Es ist ihr erster Mord...

Erich Kykal

Re: Auf dem Spielplatz
« Antwort #1 am: Januar 10, 2017, 23:02:09 »
Hi Gum!

Gruselig, und man weiß erst mal nicht, worauf du damit hinaus willst. Wird hier die menschliche Gefühlskälte und Grausamkeit um ihrer selbst willen beschrieben, so lapidar, als wäre sie selbstverständlich - was ist die Moral von der Geschicht? Oder soll es bedeuten, dass es letztlich eben keine Moral gibt, wenn sie nicht sorgfältig anerzogen wird? Und sind jene, die sie anerzogen bekamen, später nichts weiter als die Opfer derer, bei denen das nicht der Fall war?
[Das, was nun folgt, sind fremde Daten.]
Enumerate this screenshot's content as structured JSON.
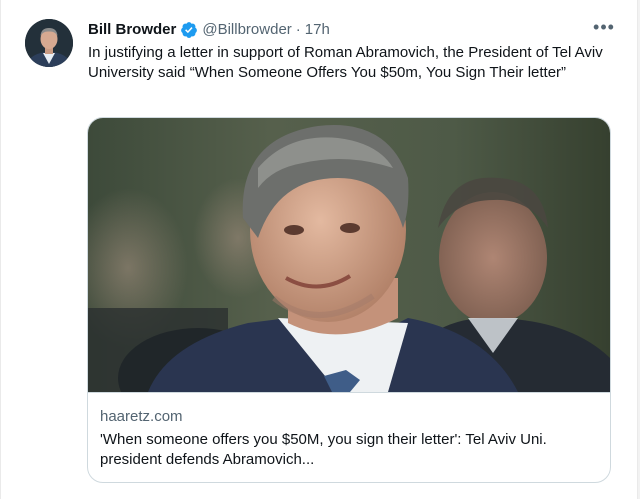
{
  "tweet": {
    "author_name": "Bill Browder",
    "handle": "@Billbrowder",
    "separator": "·",
    "time": "17h",
    "more_label": "•••",
    "text": "In justifying a letter in support of Roman Abramovich, the President of Tel Aviv University said “When Someone Offers You $50m, You Sign Their letter”",
    "verified_color": "#1d9bf0",
    "avatar_icon": "profile-photo",
    "card": {
      "domain": "haaretz.com",
      "title": "'When someone offers you $50M, you sign their letter': Tel Aviv Uni. president defends Abramovich..."
    }
  }
}
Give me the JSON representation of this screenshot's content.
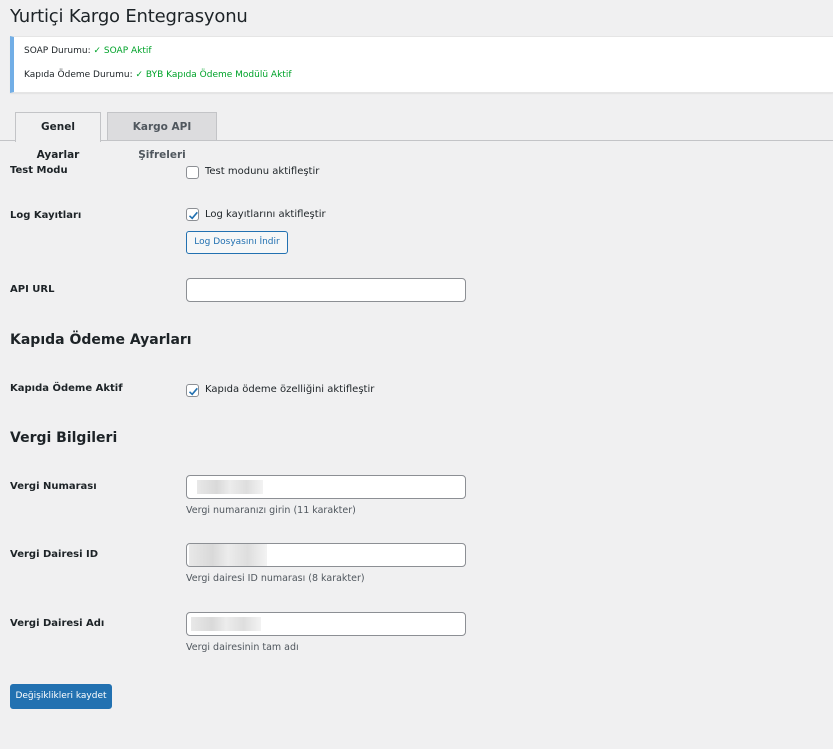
{
  "page": {
    "title": "Yurtiçi Kargo Entegrasyonu"
  },
  "notice": {
    "soap_label": "SOAP Durumu:",
    "soap_value": "✓ SOAP Aktif",
    "cod_label": "Kapıda Ödeme Durumu:",
    "cod_value": "✓ BYB Kapıda Ödeme Modülü Aktif",
    "status_color": "#00a32a"
  },
  "tabs": [
    {
      "label": "Genel Ayarlar",
      "active": true
    },
    {
      "label": "Kargo API Şifreleri",
      "active": false
    }
  ],
  "fields": {
    "test_mode": {
      "label": "Test Modu",
      "checkbox_label": "Test modunu aktifleştir",
      "checked": false
    },
    "log": {
      "label": "Log Kayıtları",
      "checkbox_label": "Log kayıtlarını aktifleştir",
      "checked": true,
      "button_label": "Log Dosyasını İndir"
    },
    "api_url": {
      "label": "API URL",
      "value": ""
    },
    "cod_section_title": "Kapıda Ödeme Ayarları",
    "cod_active": {
      "label": "Kapıda Ödeme Aktif",
      "checkbox_label": "Kapıda ödeme özelliğini aktifleştir",
      "checked": true
    },
    "tax_section_title": "Vergi Bilgileri",
    "tax_number": {
      "label": "Vergi Numarası",
      "description": "Vergi numaranızı girin (11 karakter)"
    },
    "tax_office_id": {
      "label": "Vergi Dairesi ID",
      "description": "Vergi dairesi ID numarası (8 karakter)"
    },
    "tax_office_name": {
      "label": "Vergi Dairesi Adı",
      "description": "Vergi dairesinin tam adı"
    }
  },
  "actions": {
    "save_label": "Değişiklikleri kaydet"
  },
  "colors": {
    "accent": "#2271b1",
    "checkbox_check": "#2271b1"
  }
}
Der Text lässt erschaudern und regt zum Nachdenken an - aber das Ergebnis will einfach kein positives werden!  :( :-\

LG, eKy
« Letzte Änderung: Januar 31, 2017, 23:51:50 von Erich Kykal »
Ironie: Ich halte euch einen Spiegel vor, damit wir herzlich lachen können.
Sarkasmus: Ich halte euch einen Spiegel vor, weil ich von euch enttäuscht bin.
Zynismus: Ich halte euch einen Spiegel vor, aber ich glaube nicht mehr an euch.

gummibaum

Re: Auf dem Spielplatz
« Antwort #2 am: Januar 10, 2017, 23:55:38 »
Hallo Erich,

hier ist keine Moral, nur ein Vorfall: Den Kleinen regt die Streiterei der Großen auf, und er reagiert aus seiner Spielwelt/phantasie heraus, in der er vielleicht den Papa in der Rolle als Polizei verhaften durfte. Aber die großen Jungs provoziert das als Anmaßung. Sie geben ihren Streit auf, um den  Wichtigtuer drastisch auf seinen Rang zurückzubuxieren. Dabei wählen sie (die ja auch noch Kinder sind) ebenfalls ein übetriebenes Mittel, und so endet der Vorfall tödlich. 

LG g

Erich Kykal

Re: Auf dem Spielplatz
« Antwort #3 am: Januar 11, 2017, 00:31:40 »
Hi Gum!

Bei so makabrem Inhalt muss man allerdings fragen, welchen Sinn solch ein Gedicht hat, wenn der Autor keine Moral verfolgt.

Eine Art "lyrischer Journalismus" vielleicht, der einfach nur wertfrei dokumentieren will, was so passiert in der Welt? - Aber falls dem so wäre: auch solche Motivationen wurzeln in einem bestimmten Wollen - nur welches wäre das hier?

Anders gefragt: Was treibt dich dazu, sowas zu schreiben, wenn du damit keinen pädagogischen Effekt verbinden willst!? Pure Lust am Beschreiben des grausamen, sinnlosen Sterbens eines Kindes? So zumindest könnte man annehmen ...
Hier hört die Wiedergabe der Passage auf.